In a moment of prescience, Rachel Mansbach wrote on the back of her photograph the following words:
Chanukah 1932, “Judea Dies.” thus saith the banner. “Judea Will Live Forever,” thus responds the light.”
Though the pain of the Holocaust was worse than anything imaginable, the swastika banner has been relegated to the shadows of history, while Menorahs were lit in millions of Jewish homes all over Israel and around the world.

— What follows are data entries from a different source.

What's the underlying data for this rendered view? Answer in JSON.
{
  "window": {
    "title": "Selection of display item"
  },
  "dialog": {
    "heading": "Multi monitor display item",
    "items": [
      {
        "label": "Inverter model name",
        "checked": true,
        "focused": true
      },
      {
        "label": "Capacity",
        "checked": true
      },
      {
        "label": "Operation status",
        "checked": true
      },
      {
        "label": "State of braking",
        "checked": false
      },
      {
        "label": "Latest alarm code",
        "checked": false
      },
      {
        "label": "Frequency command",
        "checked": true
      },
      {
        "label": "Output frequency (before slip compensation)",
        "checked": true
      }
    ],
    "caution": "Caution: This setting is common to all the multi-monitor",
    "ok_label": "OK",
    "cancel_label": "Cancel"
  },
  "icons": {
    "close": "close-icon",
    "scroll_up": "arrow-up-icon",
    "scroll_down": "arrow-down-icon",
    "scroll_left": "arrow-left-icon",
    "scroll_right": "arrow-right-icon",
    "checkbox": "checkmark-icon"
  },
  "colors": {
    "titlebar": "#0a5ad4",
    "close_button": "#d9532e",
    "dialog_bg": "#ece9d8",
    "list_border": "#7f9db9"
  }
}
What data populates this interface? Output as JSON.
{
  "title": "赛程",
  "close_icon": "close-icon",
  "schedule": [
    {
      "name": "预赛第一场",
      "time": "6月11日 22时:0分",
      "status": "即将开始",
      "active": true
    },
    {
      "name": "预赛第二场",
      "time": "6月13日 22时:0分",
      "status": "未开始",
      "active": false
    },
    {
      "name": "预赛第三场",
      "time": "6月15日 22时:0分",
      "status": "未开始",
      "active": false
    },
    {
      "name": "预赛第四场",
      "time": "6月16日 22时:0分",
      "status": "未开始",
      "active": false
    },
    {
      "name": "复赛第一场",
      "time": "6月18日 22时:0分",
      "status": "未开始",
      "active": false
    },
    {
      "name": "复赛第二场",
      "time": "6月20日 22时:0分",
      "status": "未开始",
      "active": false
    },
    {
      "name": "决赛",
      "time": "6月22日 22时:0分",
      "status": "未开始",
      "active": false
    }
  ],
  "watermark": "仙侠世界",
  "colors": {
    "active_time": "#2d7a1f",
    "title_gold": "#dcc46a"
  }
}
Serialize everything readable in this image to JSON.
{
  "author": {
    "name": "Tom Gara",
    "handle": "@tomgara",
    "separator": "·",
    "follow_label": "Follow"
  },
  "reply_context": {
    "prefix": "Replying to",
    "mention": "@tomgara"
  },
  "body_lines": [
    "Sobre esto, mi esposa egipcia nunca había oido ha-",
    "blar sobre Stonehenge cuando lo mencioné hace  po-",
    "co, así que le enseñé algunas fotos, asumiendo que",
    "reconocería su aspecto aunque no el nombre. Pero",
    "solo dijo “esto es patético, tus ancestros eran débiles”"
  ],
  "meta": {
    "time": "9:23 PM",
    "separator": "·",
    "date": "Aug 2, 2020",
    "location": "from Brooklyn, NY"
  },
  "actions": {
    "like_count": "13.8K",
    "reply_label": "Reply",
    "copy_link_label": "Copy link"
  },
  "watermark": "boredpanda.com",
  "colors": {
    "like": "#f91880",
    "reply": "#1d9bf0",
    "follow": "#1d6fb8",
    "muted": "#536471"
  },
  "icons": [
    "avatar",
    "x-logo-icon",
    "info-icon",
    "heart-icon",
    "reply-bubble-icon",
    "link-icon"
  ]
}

Look again at this photograph. There could not be a more meaningful contrast to the swastika than the light of the Menorah. A person takes their light, shares it with the person next to them until their flame is lit, then returns to light up the next one. Instead of their own light being diminished, the world grows brighter from the giving of one’s self to another. The Mitzvah of the Menorah, like the Jewish People, is not in it’s size, rather in the purity of it’s light. A life about quantity will be empty, a life lived with quality will have endless depth. In truth we are not lighting candles, we are lighting the essential values of Judaism.
This may look like a Menorah in the photograph but it’s so much more. It’s the Hope of the Jewish People. Rachel and her husband, Rabbi Akiva Posner, made it out of Germany and lit the same Menorah every year, and never with more gratitude than the sacred Chanukah of 1948, in the new State of Israel. Ten years ago her great grandson Akiva took the Menorah as an IDF soldier and lit it on his base surrounded by his fellow soldiers.
At Chanukah 2016, 84 years after Rachel took the photo, it was lit by her descendants in Beit Shemesh.
“Judea Will Live Forever”, thus responds the light.